Secondo il governo, il certificato di non pericolosità era diventato già da tempo una formalità aggirata da tutti. Il decreto servirebbe a fare entrare nel paese materiali riciclabili utili all’industria, come l’alluminio per l’industria automobilistica o i derivati della carta. Ma qui emerge una contraddizione con l’incapacità dei governi argentini (non solo quello di Macri) a generare politiche ambientali sostenibili rispetto alla produzione di immondizia, secondo la “regola delle 4 R”: riduzione degli imballaggi, riutilizzo dei vuoti a rendere, recupero di ciò che può essere riparato, riciclo di materiali come plastica, vetro, carta…
Negli anni scorsi era stato fatto un tentativo di raccolta differenziata a Buenos Aires, tramite gazebo con operatori ecologici situati nelle principali piazze. Gli addetti controllavano che la separazione fosse stata effettuata correttamente, in più il rapporto umano invogliava le persone del quartiere a portare carta, vetro, plastica e alluminio in questi luoghi di raccolta distribuiti in modo abbastanza capillare. Poi, per risparmiare, i gazebo sono stati sostituiti da cassonetti “intelligenti”. Che tanto intelligenti non sono, visto che si sono rotti dopo pochi mesi, intasati da rifiuti buttati a casaccio dai passanti.

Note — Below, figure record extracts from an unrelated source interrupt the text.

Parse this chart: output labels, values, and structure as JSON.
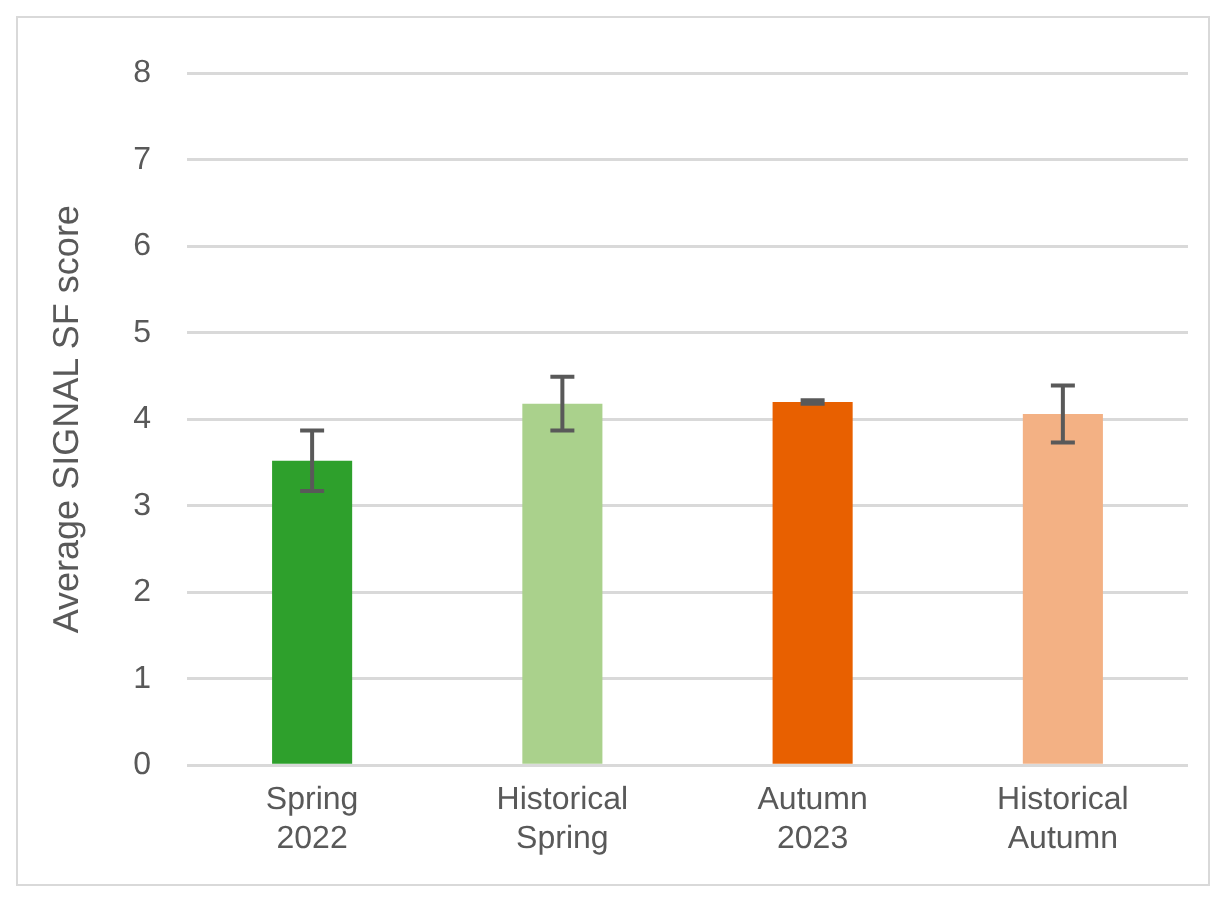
{
  "chart_data": {
    "type": "bar",
    "ylabel": "Average SIGNAL SF score",
    "categories": [
      "Spring 2022",
      "Historical Spring",
      "Autumn 2023",
      "Historical Autumn"
    ],
    "values": [
      3.52,
      4.18,
      4.2,
      4.06
    ],
    "colors": [
      "#2ea02c",
      "#aad18c",
      "#e86000",
      "#f3b184"
    ],
    "errors": [
      0.35,
      0.31,
      0.02,
      0.33
    ],
    "ylim": [
      0,
      8
    ],
    "yticks": [
      0,
      1,
      2,
      3,
      4,
      5,
      6,
      7,
      8
    ],
    "grid": "y",
    "legend": false
  }
}
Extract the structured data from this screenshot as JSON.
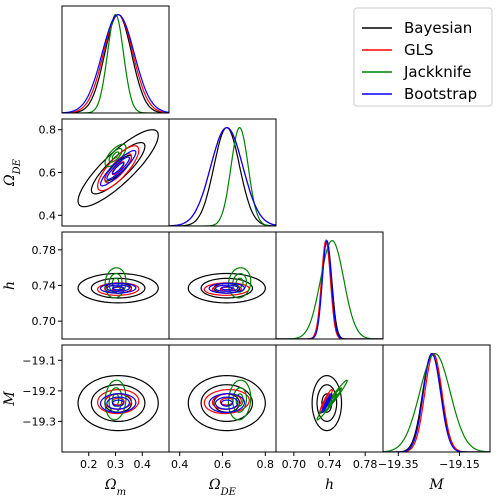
{
  "chart_data": {
    "type": "corner",
    "parameters": [
      {
        "key": "om",
        "label": "Ω",
        "sub": "m",
        "range": [
          0.1,
          0.5
        ],
        "ticks": [
          0.2,
          0.3,
          0.4
        ],
        "tick_labels": [
          "0.2",
          "0.3",
          "0.4"
        ]
      },
      {
        "key": "ode",
        "label": "Ω",
        "sub": "DE",
        "range": [
          0.35,
          0.85
        ],
        "ticks": [
          0.4,
          0.6,
          0.8
        ],
        "tick_labels": [
          "0.4",
          "0.6",
          "0.8"
        ]
      },
      {
        "key": "h",
        "label": "h",
        "sub": "",
        "range": [
          0.68,
          0.8
        ],
        "ticks": [
          0.7,
          0.74,
          0.78
        ],
        "tick_labels": [
          "0.70",
          "0.74",
          "0.78"
        ]
      },
      {
        "key": "M",
        "label": "M",
        "sub": "",
        "range": [
          -19.4,
          -19.05
        ],
        "ticks": [
          -19.35,
          -19.15
        ],
        "tick_labels": [
          "−19.35",
          "−19.15"
        ]
      }
    ],
    "offdiag_ticks": {
      "ode": {
        "ticks": [
          0.4,
          0.6,
          0.8
        ],
        "tick_labels": [
          "0.4",
          "0.6",
          "0.8"
        ]
      },
      "h": {
        "ticks": [
          0.7,
          0.74,
          0.78
        ],
        "tick_labels": [
          "0.70",
          "0.74",
          "0.78"
        ]
      },
      "M": {
        "ticks": [
          -19.3,
          -19.2,
          -19.1
        ],
        "tick_labels": [
          "−19.3",
          "−19.2",
          "−19.1"
        ]
      }
    },
    "legend_position": "top-right",
    "series": [
      {
        "name": "Bayesian",
        "color": "#000000",
        "mean": [
          0.31,
          0.62,
          0.737,
          -19.24
        ],
        "sigma": [
          0.05,
          0.06,
          0.0055,
          0.03
        ],
        "corr": {
          "om-ode": 0.85,
          "om-h": 0.0,
          "om-M": 0.0,
          "ode-h": 0.0,
          "ode-M": 0.0,
          "h-M": 0.0
        },
        "contour_scale": [
          1.0,
          2.0,
          3.0
        ]
      },
      {
        "name": "GLS",
        "color": "#ff0000",
        "mean": [
          0.31,
          0.62,
          0.736,
          -19.235
        ],
        "sigma": [
          0.055,
          0.075,
          0.005,
          0.028
        ],
        "corr": {
          "om-ode": 0.8,
          "om-h": 0.05,
          "om-M": 0.05,
          "ode-h": 0.05,
          "ode-M": 0.1,
          "h-M": 0.93
        },
        "contour_scale": [
          0.4,
          0.9,
          1.4
        ]
      },
      {
        "name": "Jackknife",
        "color": "#008000",
        "mean": [
          0.3,
          0.68,
          0.743,
          -19.23
        ],
        "sigma": [
          0.03,
          0.04,
          0.013,
          0.05
        ],
        "corr": {
          "om-ode": 0.7,
          "om-h": 0.1,
          "om-M": 0.1,
          "ode-h": 0.1,
          "ode-M": 0.1,
          "h-M": 0.98
        },
        "contour_scale": [
          0.4,
          0.8,
          1.3
        ]
      },
      {
        "name": "Bootstrap",
        "color": "#0000ff",
        "mean": [
          0.31,
          0.62,
          0.737,
          -19.24
        ],
        "sigma": [
          0.06,
          0.075,
          0.005,
          0.028
        ],
        "corr": {
          "om-ode": 0.9,
          "om-h": 0.05,
          "om-M": 0.05,
          "ode-h": 0.05,
          "ode-M": 0.05,
          "h-M": 0.95
        },
        "contour_scale": [
          0.35,
          0.7,
          1.1
        ]
      }
    ]
  }
}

Ma c’è di più. L’importazione industrializzata e priva di regole farà concorrenza sleale ai cartoneros, lavoratori informali che di notte cercano tra i rifiuti i cartoni da vendere ai riciclatori e che in questi anni hanno avuto un ruolo di utilità sociale. Si muovono dall’hinterland verso le grandi città, non hanno altre risorse economiche e in questi anni, nel conurbano di Buenos Aires, sono aumentati del 300 per cento a causa dell’elevato tasso di disoccupazione. Tuttavia – e questa è un’eredità del peronismo – sono fortemente sindacalizzati. La loro associazione di categoria, la Federación Argentina de Cartoneros, Carreros y Recicladores, ha dichiarato: “Nel nostro paese si producono 40mila tonnellate di rifiuti al mese, di cui il 40 per cento reciclabile. Di questa percentuale, in realtà, si ricicla solo la metà, grazie al lavoro quotidiano di circa 150mila cartoneros di tutta l’Argentina. Anziché potenziare la raccolta differenziata dell’immondizia prodotta dagli argentini, si favorisce l’importazione dall’Europa e dagli Usa. E questo danneggia noi cartoneros, che lavoriamo nella raccolta e nella vendita di tali materiali”. Il decreto di Macri potrebbe farli piombare nell’indigenza assoluta. Anche questo è neoliberismo.